Во-вторых, по здравом размышлении, неоткуда было взяться в женском монастыре и дюжим мужикам-монахам.
Опять же сам Костя до сих пор не оправился от раны. Если он, как это непременно положено в таких случаях, возьмет свою любимую на руки, то скорее всего сразу ее и выронит прямо в осеннюю грязь.
«Нет, даже не так, — тут же поправил себя изобретатель. — Он еще и сам растянется рядышком, и в результате у него, чего доброго, вскроется рана. Получится, что на руках понесут его самого».
Тут Минька даже весело хихикнул, представив себе на миг, как они уходят из монастыря, а впереди, нежно держа на руках драгоценную ношу — любимого князя, гордо шествует… княгиня Ростислава.
Однако короткое веселье тут же сменилось унынием. И какого лешего он так усиленно просился в эту поездку? Ведь сам так до конца и не оклемался после полученной при взрыве бутыли с нитроглицерином тяжелейшей контузии — просто повезло, что в этот миг он находился не совсем рядом, а когда терем взлетел на воздух, то его не придавило обломками, а просто оглушило. На его долю выпала редкостная удача — первое из дубовых бревен, что рухнуло на него, застряло прямо над его телом, перегородив дорогу всем остальным. Нет же, поперся.
Хотя тут изобретатель лукавил. Знал он зачем. Потренироваться захотелось. Чтоб потом, если понадобиться, у него самого с Доброг… ну неважно. Словом, чтоб не было осечек. Вот только место для репетиции выбрал неудачно. Явно не те актеры и не тот театральный реквизит.

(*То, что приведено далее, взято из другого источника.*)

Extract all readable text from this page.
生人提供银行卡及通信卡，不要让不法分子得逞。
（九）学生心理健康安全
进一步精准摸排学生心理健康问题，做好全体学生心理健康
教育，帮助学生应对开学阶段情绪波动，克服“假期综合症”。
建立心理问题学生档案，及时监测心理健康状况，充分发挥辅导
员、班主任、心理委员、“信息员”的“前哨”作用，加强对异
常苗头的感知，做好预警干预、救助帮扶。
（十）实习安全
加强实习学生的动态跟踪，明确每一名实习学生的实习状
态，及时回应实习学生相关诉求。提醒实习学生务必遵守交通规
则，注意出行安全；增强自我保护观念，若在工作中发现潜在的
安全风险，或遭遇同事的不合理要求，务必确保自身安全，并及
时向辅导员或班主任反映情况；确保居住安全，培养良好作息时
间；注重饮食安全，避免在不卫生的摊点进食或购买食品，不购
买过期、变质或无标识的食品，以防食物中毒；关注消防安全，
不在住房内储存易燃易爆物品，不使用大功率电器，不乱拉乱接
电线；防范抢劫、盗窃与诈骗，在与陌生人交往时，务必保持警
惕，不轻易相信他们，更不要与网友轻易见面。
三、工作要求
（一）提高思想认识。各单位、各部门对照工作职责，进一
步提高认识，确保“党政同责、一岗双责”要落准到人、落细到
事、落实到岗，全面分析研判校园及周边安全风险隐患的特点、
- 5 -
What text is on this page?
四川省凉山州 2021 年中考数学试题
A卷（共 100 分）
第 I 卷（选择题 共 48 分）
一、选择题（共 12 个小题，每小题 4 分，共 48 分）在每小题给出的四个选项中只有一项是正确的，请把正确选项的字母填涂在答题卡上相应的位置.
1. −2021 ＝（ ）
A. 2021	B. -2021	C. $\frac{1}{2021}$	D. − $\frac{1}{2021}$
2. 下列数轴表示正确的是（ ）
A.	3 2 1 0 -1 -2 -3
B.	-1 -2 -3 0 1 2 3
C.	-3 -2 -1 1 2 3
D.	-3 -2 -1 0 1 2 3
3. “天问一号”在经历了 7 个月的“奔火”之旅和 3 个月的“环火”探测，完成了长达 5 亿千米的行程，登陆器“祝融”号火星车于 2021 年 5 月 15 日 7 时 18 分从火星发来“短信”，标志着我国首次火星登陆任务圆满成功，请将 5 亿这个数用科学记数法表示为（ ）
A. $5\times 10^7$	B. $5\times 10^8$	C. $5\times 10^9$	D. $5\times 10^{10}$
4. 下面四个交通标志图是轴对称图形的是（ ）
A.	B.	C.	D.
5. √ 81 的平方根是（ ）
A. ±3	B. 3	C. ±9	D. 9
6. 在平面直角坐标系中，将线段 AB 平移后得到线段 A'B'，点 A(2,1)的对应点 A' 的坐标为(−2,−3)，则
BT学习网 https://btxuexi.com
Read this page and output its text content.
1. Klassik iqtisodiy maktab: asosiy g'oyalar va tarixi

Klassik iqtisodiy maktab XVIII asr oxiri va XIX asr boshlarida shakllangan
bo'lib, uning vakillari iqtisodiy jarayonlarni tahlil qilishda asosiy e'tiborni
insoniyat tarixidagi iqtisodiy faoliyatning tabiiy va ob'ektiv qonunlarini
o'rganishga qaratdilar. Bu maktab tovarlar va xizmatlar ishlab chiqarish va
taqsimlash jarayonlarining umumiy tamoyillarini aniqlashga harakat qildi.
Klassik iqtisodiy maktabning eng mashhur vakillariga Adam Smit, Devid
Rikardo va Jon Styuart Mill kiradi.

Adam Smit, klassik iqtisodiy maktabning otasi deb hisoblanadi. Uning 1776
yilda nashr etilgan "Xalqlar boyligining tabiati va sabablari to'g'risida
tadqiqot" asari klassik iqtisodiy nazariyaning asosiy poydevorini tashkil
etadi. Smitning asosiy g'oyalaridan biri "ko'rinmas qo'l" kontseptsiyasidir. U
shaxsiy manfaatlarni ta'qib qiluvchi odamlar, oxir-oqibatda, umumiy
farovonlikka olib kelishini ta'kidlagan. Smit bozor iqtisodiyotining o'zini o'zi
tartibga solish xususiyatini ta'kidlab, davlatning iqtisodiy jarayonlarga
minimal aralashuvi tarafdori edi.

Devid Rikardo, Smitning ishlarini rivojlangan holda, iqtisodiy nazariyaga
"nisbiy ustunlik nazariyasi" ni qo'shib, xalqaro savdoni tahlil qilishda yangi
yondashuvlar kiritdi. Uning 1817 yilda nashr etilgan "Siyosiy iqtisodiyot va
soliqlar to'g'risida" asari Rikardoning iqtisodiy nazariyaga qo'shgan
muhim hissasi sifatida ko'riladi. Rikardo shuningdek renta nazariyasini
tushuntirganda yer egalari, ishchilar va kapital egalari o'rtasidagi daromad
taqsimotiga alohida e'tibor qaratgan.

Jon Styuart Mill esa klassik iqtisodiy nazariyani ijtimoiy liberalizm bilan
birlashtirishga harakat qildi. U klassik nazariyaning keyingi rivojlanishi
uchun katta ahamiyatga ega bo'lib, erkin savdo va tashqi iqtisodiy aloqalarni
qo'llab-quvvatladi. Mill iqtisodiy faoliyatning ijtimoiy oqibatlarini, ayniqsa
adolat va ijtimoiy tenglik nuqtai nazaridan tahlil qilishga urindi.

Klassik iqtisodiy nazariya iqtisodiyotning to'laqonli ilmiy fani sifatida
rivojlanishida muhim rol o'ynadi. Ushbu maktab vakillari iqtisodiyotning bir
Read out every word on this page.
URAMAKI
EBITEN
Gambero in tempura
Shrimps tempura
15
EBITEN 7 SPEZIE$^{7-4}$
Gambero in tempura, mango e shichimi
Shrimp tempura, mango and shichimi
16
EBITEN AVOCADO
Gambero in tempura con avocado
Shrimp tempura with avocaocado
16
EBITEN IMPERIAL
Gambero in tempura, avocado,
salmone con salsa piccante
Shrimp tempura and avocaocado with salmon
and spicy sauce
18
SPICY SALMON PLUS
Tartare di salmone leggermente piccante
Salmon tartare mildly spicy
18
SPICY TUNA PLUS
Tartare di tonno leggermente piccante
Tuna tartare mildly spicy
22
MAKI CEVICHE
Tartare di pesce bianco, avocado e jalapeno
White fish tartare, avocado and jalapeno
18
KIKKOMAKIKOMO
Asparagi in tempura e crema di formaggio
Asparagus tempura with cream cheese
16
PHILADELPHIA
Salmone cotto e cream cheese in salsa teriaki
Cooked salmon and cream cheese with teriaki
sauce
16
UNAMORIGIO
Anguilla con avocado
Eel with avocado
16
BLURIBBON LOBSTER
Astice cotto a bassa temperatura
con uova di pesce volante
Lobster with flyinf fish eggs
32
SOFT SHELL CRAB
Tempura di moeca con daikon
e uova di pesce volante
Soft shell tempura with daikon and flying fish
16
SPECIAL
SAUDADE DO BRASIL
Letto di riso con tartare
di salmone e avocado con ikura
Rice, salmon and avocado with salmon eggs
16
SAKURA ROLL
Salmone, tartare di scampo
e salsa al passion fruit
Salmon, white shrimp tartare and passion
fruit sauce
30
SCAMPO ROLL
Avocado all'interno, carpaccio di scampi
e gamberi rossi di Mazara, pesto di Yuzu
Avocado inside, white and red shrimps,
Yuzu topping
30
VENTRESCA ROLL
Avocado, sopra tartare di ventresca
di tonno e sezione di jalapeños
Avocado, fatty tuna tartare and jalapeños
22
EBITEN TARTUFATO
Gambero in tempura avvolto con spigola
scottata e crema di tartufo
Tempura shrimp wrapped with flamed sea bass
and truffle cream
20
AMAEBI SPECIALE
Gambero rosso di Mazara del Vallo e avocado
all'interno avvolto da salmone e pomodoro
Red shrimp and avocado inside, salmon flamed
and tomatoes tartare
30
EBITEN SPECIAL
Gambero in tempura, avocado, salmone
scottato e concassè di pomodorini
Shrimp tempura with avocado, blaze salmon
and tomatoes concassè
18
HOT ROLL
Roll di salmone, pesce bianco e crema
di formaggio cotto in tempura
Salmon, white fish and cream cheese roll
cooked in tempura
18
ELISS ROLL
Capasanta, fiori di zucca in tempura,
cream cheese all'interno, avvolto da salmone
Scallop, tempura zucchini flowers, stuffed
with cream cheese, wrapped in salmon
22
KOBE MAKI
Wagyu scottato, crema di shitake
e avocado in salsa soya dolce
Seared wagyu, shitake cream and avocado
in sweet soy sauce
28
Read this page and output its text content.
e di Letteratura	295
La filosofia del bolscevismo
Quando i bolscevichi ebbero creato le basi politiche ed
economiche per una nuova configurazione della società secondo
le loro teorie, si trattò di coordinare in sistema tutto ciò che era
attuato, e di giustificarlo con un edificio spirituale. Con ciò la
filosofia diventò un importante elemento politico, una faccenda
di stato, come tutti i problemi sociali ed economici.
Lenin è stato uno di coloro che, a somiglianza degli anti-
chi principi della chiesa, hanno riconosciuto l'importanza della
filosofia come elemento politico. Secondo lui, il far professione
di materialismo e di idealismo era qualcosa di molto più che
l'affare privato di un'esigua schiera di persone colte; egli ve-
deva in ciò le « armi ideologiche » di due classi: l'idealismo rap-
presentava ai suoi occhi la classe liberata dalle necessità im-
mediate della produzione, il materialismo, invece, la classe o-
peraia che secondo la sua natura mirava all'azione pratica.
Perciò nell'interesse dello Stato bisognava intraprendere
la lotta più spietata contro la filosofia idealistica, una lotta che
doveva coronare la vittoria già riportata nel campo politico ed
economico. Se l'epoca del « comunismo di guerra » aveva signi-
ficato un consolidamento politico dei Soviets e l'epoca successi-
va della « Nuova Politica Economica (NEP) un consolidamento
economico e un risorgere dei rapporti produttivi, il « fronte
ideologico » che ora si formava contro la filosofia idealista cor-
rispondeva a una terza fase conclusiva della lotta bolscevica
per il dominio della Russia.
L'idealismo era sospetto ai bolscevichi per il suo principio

Впрочем, и сам князь отправился в дорогу, не до конца залечив свою рану. Кстати, ему, можно сказать, тоже повезло. Если бы не лекарь Мойша, оказавшийся подле него в самые первые минуты после полученного ранения, то кто знает. Во всяком случае Юрко, ох нет, Юрий Алексеевич по секрету поведал Миньке, что Константин Володимерович уже и не дышал, когда Мойша принялся хлопотать над его телом.
— Слушай, это получается, что у тебя клиническая смерть была? — не утерпев, спросил Минька у друга, когда они уже плыли к Новгороду.
О таком вообще-то спрашивать было не совсем прилично и в иной ситуации Минька никогда бы об этом не заикнулся, но уж очень утомительно было бездельничать, сидя в ладье. Любоваться окрестностями он быстро устал, грести веслами — еще быстрее, набив с непривычки в первые же полчаса здоровенные водяные мозоли. Оставалось только поболтать на досуге. А с кем это лучше всего сделать, как не с князем. С ним, кстати, можно и не обращать внимания на собственную речь. Если и вырвется какое-нибудь мудреное словечко из лексикона XX века — не беда. Костя все поймет.